<山門>
静岡県浜松市中区広沢にある普済寺(ふさいじ)は、廣澤山(こうたくさん)と号する曹洞宗の寺です。十五世紀のはじめ、寒厳義尹(かんがんぎいん)が開山、その後、肥後国(熊本県)大慈寺からきた華蔵義曇(けぞうぎどん)が寒厳義尹和尚の遺志を継ぎ、東海の禅堂としてこの地に普済寺を建立しました。近隣にある西来院・宗源院は、普済寺の末寺にあたります。毎年2月の大祭には、遠方からの人々も押し寄せ賑わいをみせます。ご利益は商売繁盛、交通安全、災難消除、家内安全、心願成就と多岐にわたります。
【看板】
【総門】
総門の扁額には、「東海曹洞」と記されています。亀山天皇から賜ったものだそうです。
【廣澤山 普済寺】(本堂)
普済寺は古くから由緒ある寺として徳川氏の保護をうけ、家康も客殿を寄進しました。三方ヶ原合戦当時、浜松城が炎上したかのように見せかけるため、戦略上家康の命令で火が放たれ、本堂他の建物が焼失しました。天正10年(1582)に本堂が再建されましたが、明治30年(1897)火災に遭い、昭和20年(1945)戦災も被りました。現在の本堂は、鉄筋コンクリート造りで昭和39年に再建されました。
【雲夢橋】(うんぽきょう)(江戸中期建立の石橋)
昔の普済寺は「広沢」の名にふさわしく水の澄んだ池があり、月の名所として知られておりました。現在はそのような景観も残っておらず、僅かにこの雲夢橋が残るのみです。静岡県内最古の石造りの橋です。
【北山稲荷】
境内に稲荷社を祀っています。
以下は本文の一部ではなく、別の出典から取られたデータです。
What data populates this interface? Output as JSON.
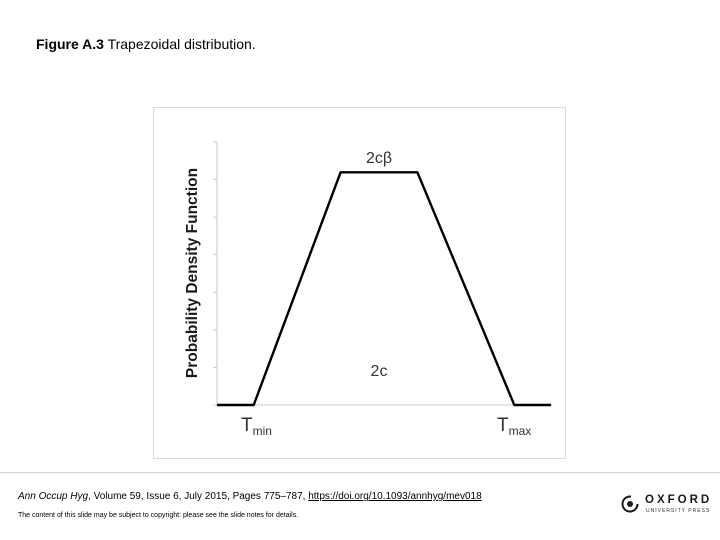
{
  "figure": {
    "label": "Figure A.3",
    "caption": "Trapezoidal distribution."
  },
  "chart_data": {
    "type": "line",
    "ylabel": "Probability Density Function",
    "xlabel": "",
    "grid": false,
    "points": [
      {
        "x": 0.0,
        "y": 0.0
      },
      {
        "x": 0.11,
        "y": 0.0
      },
      {
        "x": 0.37,
        "y": 1.0
      },
      {
        "x": 0.6,
        "y": 1.0
      },
      {
        "x": 0.89,
        "y": 0.0
      },
      {
        "x": 1.0,
        "y": 0.0
      }
    ],
    "xlim": [
      0,
      1
    ],
    "ylim": [
      0,
      1.13
    ],
    "series_color": "#000000",
    "annotations": {
      "peak_label": "2cβ",
      "width_label": "2c",
      "tmin_main": "T",
      "tmin_sub": "min",
      "tmax_main": "T",
      "tmax_sub": "max"
    }
  },
  "footer": {
    "journal": "Ann Occup Hyg",
    "citation_rest": ", Volume 59, Issue 6, July 2015, Pages 775–787,",
    "doi": "https://doi.org/10.1093/annhyg/mev018",
    "notice": "The content of this slide may be subject to copyright: please see the slide notes for details.",
    "logo_word": "OXFORD",
    "logo_sub": "UNIVERSITY PRESS"
  }
}
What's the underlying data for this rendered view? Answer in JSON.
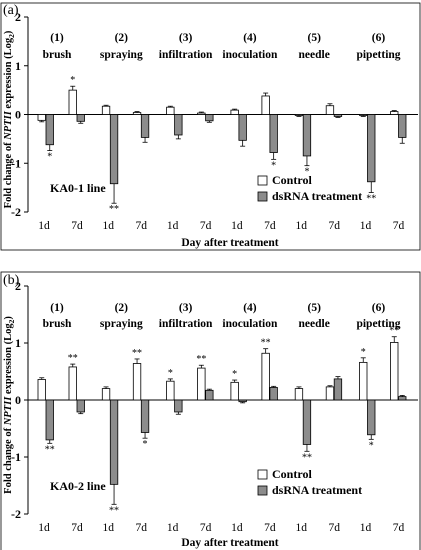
{
  "chart_data": [
    {
      "type": "bar",
      "panel_label": "(a)",
      "ylabel_prefix": "Fold change of ",
      "ylabel_gene": "NPTII",
      "ylabel_suffix": " expression (Log",
      "ylabel_sub": "2",
      "ylabel_close": ")",
      "xlabel": "Day after treatment",
      "ylim": [
        -2,
        2
      ],
      "yticks": [
        "2",
        "1",
        "0",
        "-1",
        "-2"
      ],
      "line_label": "KA0-1 line",
      "legend": [
        "Control",
        "dsRNA treatment"
      ],
      "groups": [
        {
          "num": "(1)",
          "name": "brush"
        },
        {
          "num": "(2)",
          "name": "spraying"
        },
        {
          "num": "(3)",
          "name": "infiltration"
        },
        {
          "num": "(4)",
          "name": "inoculation"
        },
        {
          "num": "(5)",
          "name": "needle"
        },
        {
          "num": "(6)",
          "name": "pipetting"
        }
      ],
      "days": [
        "1d",
        "7d"
      ],
      "series": [
        {
          "name": "Control",
          "values": [
            -0.12,
            0.5,
            0.17,
            0.04,
            0.15,
            0.03,
            0.09,
            0.38,
            -0.02,
            0.18,
            -0.02,
            0.06
          ],
          "errors": [
            0.03,
            0.08,
            0.02,
            0.02,
            0.02,
            0.02,
            0.02,
            0.06,
            0.02,
            0.04,
            0.02,
            0.02
          ],
          "marks": [
            "",
            "*",
            "",
            "",
            "",
            "",
            "",
            "",
            "",
            "",
            "",
            ""
          ]
        },
        {
          "name": "dsRNA treatment",
          "values": [
            -0.62,
            -0.14,
            -1.42,
            -0.47,
            -0.42,
            -0.13,
            -0.53,
            -0.78,
            -0.85,
            -0.04,
            -1.38,
            -0.47
          ],
          "errors": [
            0.12,
            0.04,
            0.4,
            0.1,
            0.08,
            0.03,
            0.12,
            0.14,
            0.2,
            0.02,
            0.22,
            0.12
          ],
          "marks": [
            "*",
            "",
            "**",
            "",
            "",
            "",
            "",
            "*",
            "*",
            "",
            "**",
            ""
          ]
        }
      ]
    },
    {
      "type": "bar",
      "panel_label": "(b)",
      "ylabel_prefix": "Fold change of ",
      "ylabel_gene": "NPTII",
      "ylabel_suffix": " expression (Log",
      "ylabel_sub": "2",
      "ylabel_close": ")",
      "xlabel": "Day after treatment",
      "ylim": [
        -2,
        2
      ],
      "yticks": [
        "2",
        "1",
        "0",
        "-1",
        "-2"
      ],
      "line_label": "KA0-2 line",
      "legend": [
        "Control",
        "dsRNA treatment"
      ],
      "groups": [
        {
          "num": "(1)",
          "name": "brush"
        },
        {
          "num": "(2)",
          "name": "spraying"
        },
        {
          "num": "(3)",
          "name": "infiltration"
        },
        {
          "num": "(4)",
          "name": "inoculation"
        },
        {
          "num": "(5)",
          "name": "needle"
        },
        {
          "num": "(6)",
          "name": "pipetting"
        }
      ],
      "days": [
        "1d",
        "7d"
      ],
      "series": [
        {
          "name": "Control",
          "values": [
            0.36,
            0.58,
            0.2,
            0.64,
            0.33,
            0.56,
            0.31,
            0.82,
            0.2,
            0.23,
            0.66,
            1.01
          ],
          "errors": [
            0.03,
            0.05,
            0.03,
            0.08,
            0.04,
            0.05,
            0.04,
            0.08,
            0.03,
            0.02,
            0.08,
            0.1
          ],
          "marks": [
            "",
            "**",
            "",
            "**",
            "*",
            "**",
            "*",
            "**",
            "",
            "",
            "*",
            "**"
          ]
        },
        {
          "name": "dsRNA treatment",
          "values": [
            -0.7,
            -0.21,
            -1.48,
            -0.57,
            -0.21,
            0.17,
            -0.03,
            0.22,
            -0.78,
            0.37,
            -0.61,
            0.06
          ],
          "errors": [
            0.06,
            0.03,
            0.35,
            0.1,
            0.04,
            0.02,
            0.02,
            0.02,
            0.12,
            0.04,
            0.08,
            0.02
          ],
          "marks": [
            "**",
            "",
            "**",
            "*",
            "",
            "",
            "",
            "",
            "**",
            "",
            "*",
            ""
          ]
        }
      ]
    }
  ]
}
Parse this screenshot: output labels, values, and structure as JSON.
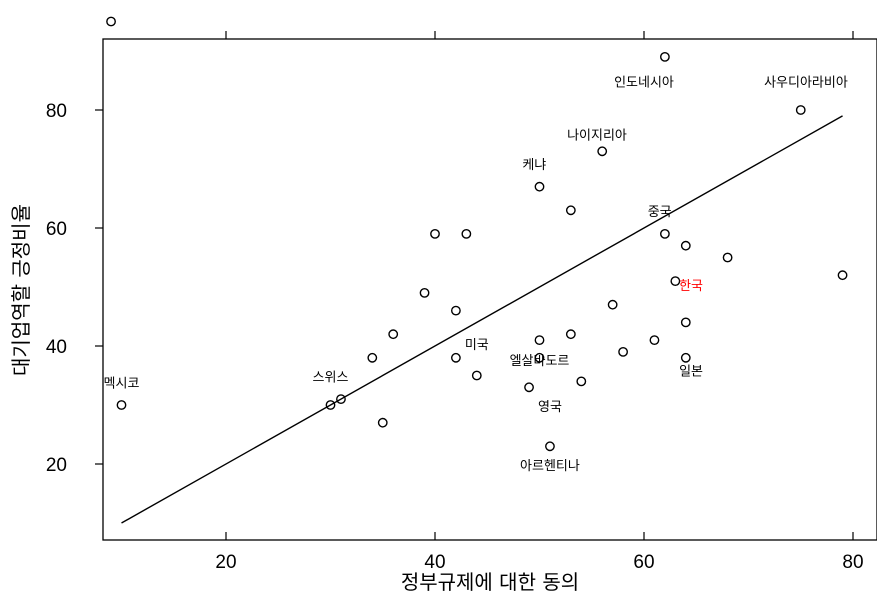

日本三大稲荷の一つに数えられている愛知県豊川市の豊川稲荷は、この北山稲荷から分祀されました。日本三大稲荷とは、伏見稲荷大社(京都市)、祐徳稲荷神社(佐賀県)、そして豊川稲荷(愛知県)の三社です。寒厳義尹(かんがん ぎいん)和尚が、京都市の北山出身だったので「北山稲荷」と名付けられました。
【徳川慶光公御手植之松の石碑】
境内には徳川慶光公の石碑があります。徳川幕府15代将軍徳川慶喜の孫にあたる人物であり、戦前の昭和期には官僚・軍人を務めた人物です。
【普済寺由来の看板】
<廣澤山 普済寺のご案内> | |
場所(住所) | 静岡県浜松市中区広沢1丁目2-1 拝観 境内自由 |
交通アクセス | 【バス】JR浜松駅から遠鉄バス「舘山寺温泉」行き「鹿谷町南」バス停下車、徒歩5分。 |
遠江における曹洞宗の古刹のひとつである廣澤山 普済寺は、徳川家康公関連の雰囲気も堪能できる場所です。是非お越し下さい。